Wednesday, December 19, 2012


The goddess reveals to Parmenides, however, the possibility of achieving understanding that does not wander or that is stable and unchanging, precisely because its object is and cannot not be (what it is). The third way of inquiry can never lead to this, and thus it is not presented by the goddess as a path of inquiry for understanding. It directs the inquirer's attention to things that are (what they are) only contingently or temporarily: they are and then again are not, or they are a certain way and then again are not that way. The problem with this path is not, as too many interpreters have understood it to be, that nothing exists to be discovered along this way.

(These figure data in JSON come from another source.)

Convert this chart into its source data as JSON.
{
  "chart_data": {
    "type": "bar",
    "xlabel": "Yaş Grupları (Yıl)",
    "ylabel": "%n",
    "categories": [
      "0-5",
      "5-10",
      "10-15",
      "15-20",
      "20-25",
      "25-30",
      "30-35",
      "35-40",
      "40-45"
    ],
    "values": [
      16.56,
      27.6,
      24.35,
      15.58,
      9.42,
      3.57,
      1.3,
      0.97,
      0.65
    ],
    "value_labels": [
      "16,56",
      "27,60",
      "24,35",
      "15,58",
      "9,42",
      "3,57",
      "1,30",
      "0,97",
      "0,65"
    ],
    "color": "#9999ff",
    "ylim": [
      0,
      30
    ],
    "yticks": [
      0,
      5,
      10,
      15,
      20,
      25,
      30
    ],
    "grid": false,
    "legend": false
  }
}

There are innumerably many things that are (and exist) in the manner specified at fr. 6.8–9a (and fr. 8.40–1). However, since their being is merely contingent, Parmenides thinks there can be no stable apprehension of them, no thoughts about them that remain steadfast and do not wander, and thus no true or reliable conviction. According to Parmenides, genuine conviction cannot be found by focusing one's attention on things that are subject to change. This is why he has the goddess repeatedly characterize the cosmology in the second phase of her revelation as deceptive or untrustworthy. The modal interpretation thus makes it relatively straightforward to understand the presence of the poem's cosmology. It is an account of the principles, origins, and operation of the world's mutable population. It is Parmenides' own account, the best he was able to provide, and one firmly in the tradition of Presocratic cosmology. At the same time, however, Parmenides supposed there was more to the world than all those things that have grown, now are, and will hereafter end (as he describes them in fragment 19). There is also what is (what it is) and cannot not be (what it is).